Barock, sexy, sonnig: In diesem Sommer geht Paris in Versace-Modus! Vom 5. Juni bis zum 6. September 2026, das im Musée Maillol, im 7. Arrondissement, ausrollt der rote Teppich – golden, versteht sich – für die Gianni Versace Retrospektive, die erste große französische Ausstellung des Designers seit 1986. Nach Ausstellungen zu Dolce & Gabbana oder Rick Owens bekennt die Hauptstadt erneut stärker ihre Vorliebe für großformatige Mode-Events und zollt einer ihrer markantesten und ikonischsten Figuren Respekt.
Eine der führenden Größen der internationalen Mode, Gianni Versace, hat nie halbe Sachen gemacht. Glamour, skulpturale Sinnlichkeit, barocke Opulenz... Der Designer setzte eine Ästhetik durch, in der Übermaß zur Signatur wurde. Daraus entsteht eine Retrospektive mit fast 450 Stücke – ikonische Silhouetten, Accessoires, Skizzen, dekorative Objekte, Fotos, Videos und Interviews – die einen Überblick über sein Schaffen geben.
Man sollte allerdings nicht mit einer immersiven Inszenierung rechnen, wie sie bei der Dolce & Gabbana-Ausstellung zu erleben war. Im Gegensatz dazu wurde Letztere vom Modehaus selbst konzipiert; diese Retrospektive vereint Stücke aus privaten Sammlungen großer Sammler.

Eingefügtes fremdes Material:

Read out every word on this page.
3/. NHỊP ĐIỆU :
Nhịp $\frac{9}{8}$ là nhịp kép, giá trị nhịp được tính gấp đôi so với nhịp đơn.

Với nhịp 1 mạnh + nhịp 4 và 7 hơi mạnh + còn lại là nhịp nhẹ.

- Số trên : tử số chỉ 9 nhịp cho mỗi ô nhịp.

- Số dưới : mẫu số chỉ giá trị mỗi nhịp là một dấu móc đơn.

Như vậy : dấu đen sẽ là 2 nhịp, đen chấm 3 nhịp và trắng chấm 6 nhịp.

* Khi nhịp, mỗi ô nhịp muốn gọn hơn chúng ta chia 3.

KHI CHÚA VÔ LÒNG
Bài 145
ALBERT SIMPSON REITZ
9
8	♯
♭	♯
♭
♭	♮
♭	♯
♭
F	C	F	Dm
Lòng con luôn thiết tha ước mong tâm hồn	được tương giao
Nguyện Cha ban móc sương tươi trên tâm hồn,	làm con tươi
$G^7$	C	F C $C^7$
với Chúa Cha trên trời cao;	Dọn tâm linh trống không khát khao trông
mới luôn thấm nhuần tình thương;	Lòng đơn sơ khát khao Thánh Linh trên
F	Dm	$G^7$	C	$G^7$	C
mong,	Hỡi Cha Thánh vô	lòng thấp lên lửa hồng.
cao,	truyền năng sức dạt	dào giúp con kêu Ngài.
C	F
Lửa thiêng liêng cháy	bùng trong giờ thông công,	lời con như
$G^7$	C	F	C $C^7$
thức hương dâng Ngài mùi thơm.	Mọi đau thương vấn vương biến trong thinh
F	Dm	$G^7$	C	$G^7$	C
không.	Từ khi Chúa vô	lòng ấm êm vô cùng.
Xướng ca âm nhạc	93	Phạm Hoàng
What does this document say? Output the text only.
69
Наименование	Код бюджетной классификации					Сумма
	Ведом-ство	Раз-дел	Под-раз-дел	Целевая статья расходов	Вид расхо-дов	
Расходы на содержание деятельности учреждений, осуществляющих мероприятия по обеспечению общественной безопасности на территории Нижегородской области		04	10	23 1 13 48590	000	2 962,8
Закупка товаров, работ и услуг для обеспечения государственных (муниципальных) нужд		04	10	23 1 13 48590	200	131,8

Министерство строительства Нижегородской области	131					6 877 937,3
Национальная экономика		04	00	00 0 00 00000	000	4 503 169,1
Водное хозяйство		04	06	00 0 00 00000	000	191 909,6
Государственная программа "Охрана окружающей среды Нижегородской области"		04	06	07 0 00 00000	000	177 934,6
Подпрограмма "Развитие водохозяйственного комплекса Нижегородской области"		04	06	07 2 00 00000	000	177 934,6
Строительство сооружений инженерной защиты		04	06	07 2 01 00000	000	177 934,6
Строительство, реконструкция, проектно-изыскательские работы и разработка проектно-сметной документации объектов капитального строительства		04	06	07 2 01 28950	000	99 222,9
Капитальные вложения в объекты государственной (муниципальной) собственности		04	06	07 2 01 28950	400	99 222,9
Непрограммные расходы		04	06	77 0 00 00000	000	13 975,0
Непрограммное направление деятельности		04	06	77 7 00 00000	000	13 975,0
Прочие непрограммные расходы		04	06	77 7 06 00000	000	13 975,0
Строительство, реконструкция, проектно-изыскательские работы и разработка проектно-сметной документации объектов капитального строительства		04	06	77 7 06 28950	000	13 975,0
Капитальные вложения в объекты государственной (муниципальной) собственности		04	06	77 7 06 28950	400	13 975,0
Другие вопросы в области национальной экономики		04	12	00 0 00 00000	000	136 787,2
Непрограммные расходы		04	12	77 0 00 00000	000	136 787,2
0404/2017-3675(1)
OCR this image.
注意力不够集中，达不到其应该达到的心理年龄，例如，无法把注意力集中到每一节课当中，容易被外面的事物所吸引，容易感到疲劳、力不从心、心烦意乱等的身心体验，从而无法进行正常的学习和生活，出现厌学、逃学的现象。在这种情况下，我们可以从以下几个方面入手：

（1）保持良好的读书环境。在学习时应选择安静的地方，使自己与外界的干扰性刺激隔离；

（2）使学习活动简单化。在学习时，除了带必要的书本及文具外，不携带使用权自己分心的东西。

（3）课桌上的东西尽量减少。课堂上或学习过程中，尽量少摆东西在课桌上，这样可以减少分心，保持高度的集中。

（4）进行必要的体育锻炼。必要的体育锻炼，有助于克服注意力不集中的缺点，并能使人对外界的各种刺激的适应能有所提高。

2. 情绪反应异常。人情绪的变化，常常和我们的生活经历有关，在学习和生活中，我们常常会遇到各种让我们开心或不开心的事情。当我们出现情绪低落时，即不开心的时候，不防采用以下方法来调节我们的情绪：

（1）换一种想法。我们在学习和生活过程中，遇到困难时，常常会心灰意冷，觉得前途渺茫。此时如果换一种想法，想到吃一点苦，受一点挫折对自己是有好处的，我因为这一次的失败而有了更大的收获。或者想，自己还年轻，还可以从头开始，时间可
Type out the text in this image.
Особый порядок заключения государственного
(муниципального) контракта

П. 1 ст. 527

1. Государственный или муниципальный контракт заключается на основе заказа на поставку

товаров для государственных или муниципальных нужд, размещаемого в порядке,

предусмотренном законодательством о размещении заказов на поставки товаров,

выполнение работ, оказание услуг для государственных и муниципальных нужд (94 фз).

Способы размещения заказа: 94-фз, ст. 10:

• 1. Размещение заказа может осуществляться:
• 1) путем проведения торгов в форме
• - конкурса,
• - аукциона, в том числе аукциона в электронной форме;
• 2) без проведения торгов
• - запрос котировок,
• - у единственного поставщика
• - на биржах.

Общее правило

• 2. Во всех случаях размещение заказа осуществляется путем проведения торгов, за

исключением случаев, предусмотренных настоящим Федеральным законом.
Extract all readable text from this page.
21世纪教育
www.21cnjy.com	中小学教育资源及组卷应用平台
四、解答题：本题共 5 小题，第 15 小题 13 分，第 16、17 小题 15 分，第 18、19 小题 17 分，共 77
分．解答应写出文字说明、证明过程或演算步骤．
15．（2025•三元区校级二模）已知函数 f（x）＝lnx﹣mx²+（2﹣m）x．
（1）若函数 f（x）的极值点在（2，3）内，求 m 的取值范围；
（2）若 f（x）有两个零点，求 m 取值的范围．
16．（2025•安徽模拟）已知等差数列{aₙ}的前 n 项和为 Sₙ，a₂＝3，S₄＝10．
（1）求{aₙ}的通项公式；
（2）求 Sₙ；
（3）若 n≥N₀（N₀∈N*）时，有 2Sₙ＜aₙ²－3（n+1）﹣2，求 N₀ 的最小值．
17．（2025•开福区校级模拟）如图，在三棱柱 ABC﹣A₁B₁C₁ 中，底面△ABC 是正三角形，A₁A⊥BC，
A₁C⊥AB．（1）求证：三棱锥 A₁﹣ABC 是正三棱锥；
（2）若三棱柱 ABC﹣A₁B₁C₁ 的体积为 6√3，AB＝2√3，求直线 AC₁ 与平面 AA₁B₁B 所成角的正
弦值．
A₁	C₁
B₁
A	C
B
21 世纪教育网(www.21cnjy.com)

Die Ausstellung präsentiert die Kreationen thematisch geordnet, die sich im Lauf der Räume abwechseln, in einer vergleichsweise schlichten Raumgestaltung, und richtet sich stärker auf die ausgestellten Objekte aus als auf ein spektakuläres Erlebnis.
Er durchquert fast alle Räume des Museums und zeichnet eine handgenähte Karriere nach, von den Anfängen in Kalabrien bis zur Pariser Krönung. Denn für Versace war Paris der ultimative Catwalk. Obgleich er bereits Ende der 1970er Jahre maßgeblich dazu beigetragen hat, die Dynamik der Mode nach Mailand zu verlagern, wählte er 1989 die Paris Fashion Week, um Atelier Versace zu lancieren. Im Ritz-Hotel am Place Vendôme wurden seine Shows legendär – mehr als Auftritte, regelrechte Hofzeremonien – bis zu seinem letzten Auftritt, umgeben von seinen Supermodels, vor seinem tragischen Tod in Miami im Jahr 1997.
So entfaltet die Modeausstellung eine ganze Welt von Inspirationen: vom Familienatelier in Kalabrien bis zu ihren großen visuellen Obsessionen, zwischen katholischer Ikonografie, griechischer Skulptur, italienischer Oper und einer Faszination für den Barock. Ihre Kreationen treten in Dialog mit Sandro Botticelli, Antonio Canova oder Pablo Picasso, kreuzen die Pop Art von Andy Warhol und hallen nach im Universum von Julian Schnabel.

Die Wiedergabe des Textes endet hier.